Numerical simulation of the synthesis of titania-silica composite nanoparticles in plasmachemical reactor Free

In this work an original numerical investigation of the synthesis of titania-silica composite nanoparticles in the working zone of plasmachemical reactor has been performed. Single-stage chloride method of synthesis of sought composite powder has been modeled based on successive oxidation of titanium tetrachloride and silicon tetrachoride. At the top of the reactor TiCl₄ vapours are injected, then downstream gas-phase conversion of the titanium tetrachloride and formation of titania particles as well as their growth caused by coagulation and surface TiCl₄ conversion proceed. The silica vapors arise in the region of mixing of SiCl₄ vapors and high-temperature mainstream, the vapors are condensed upon titania particles, thus forming silica shells. In addition, an increase of shell thickness is also caused by surface conversion of SiCl₄ vapors.
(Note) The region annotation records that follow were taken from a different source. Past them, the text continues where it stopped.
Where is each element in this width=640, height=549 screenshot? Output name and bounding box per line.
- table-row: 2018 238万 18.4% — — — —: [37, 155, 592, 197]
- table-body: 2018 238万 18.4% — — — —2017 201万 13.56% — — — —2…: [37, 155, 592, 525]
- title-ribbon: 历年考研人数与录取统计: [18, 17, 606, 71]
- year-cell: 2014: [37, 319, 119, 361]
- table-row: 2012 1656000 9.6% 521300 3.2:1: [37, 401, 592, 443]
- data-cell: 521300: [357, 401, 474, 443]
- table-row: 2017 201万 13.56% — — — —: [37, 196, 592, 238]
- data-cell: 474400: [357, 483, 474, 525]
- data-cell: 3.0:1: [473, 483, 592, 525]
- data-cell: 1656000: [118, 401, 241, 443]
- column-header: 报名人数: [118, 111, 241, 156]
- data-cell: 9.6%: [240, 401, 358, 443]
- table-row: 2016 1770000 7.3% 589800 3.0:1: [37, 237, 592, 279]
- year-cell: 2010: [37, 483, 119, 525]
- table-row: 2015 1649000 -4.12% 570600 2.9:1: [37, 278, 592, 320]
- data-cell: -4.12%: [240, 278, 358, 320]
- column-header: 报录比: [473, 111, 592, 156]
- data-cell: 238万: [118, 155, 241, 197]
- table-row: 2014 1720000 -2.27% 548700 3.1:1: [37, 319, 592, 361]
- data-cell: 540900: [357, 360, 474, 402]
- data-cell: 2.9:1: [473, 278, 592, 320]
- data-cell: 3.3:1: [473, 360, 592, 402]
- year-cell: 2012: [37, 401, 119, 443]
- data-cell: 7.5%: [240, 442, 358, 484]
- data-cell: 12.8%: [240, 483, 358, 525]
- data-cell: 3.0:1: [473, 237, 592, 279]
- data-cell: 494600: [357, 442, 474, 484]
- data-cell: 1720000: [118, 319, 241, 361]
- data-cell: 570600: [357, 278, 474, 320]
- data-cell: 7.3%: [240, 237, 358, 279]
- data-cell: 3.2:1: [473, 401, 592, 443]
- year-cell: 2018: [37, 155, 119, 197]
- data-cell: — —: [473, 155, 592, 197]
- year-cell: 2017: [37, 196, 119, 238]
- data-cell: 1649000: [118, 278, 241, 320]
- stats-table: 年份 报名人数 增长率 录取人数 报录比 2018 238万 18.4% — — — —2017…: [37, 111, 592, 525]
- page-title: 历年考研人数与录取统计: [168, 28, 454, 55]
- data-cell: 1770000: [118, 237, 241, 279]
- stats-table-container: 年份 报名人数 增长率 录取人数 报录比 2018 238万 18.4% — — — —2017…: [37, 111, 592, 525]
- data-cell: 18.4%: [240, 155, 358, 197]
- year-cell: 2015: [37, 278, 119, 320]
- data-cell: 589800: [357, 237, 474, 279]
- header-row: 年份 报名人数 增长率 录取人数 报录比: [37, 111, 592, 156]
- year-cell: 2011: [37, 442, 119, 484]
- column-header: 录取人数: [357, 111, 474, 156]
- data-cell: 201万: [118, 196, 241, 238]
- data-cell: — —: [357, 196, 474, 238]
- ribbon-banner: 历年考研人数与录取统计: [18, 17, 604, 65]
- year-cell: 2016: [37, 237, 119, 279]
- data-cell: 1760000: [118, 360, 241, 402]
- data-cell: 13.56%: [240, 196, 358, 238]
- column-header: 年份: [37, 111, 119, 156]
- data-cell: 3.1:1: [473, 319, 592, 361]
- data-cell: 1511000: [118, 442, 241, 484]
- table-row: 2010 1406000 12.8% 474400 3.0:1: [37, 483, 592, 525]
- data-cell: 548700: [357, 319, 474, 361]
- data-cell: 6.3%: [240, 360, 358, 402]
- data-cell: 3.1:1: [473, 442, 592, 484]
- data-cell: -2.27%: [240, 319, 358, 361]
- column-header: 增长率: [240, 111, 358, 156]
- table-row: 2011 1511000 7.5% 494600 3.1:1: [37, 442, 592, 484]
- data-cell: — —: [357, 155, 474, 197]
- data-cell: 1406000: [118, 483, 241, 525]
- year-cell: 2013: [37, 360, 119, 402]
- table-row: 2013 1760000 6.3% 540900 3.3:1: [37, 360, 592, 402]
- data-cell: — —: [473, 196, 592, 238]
Nitrogen is used as plasma-forming gas, both TiCl₄ and SiCl₄ vapours are separately premixed with air oxygen prior to be supplied to the plasmachemical reactor. Since there is a scarce of information about accurate values of some parameters of physico-mathematical model, the numerical investigation has been carried out at variable values of corresponding parameters. It is necessary to gain the insight of the physical and chemical phenomena accompanying the synthesis of composite particles in the reactor and to verify the used model as well.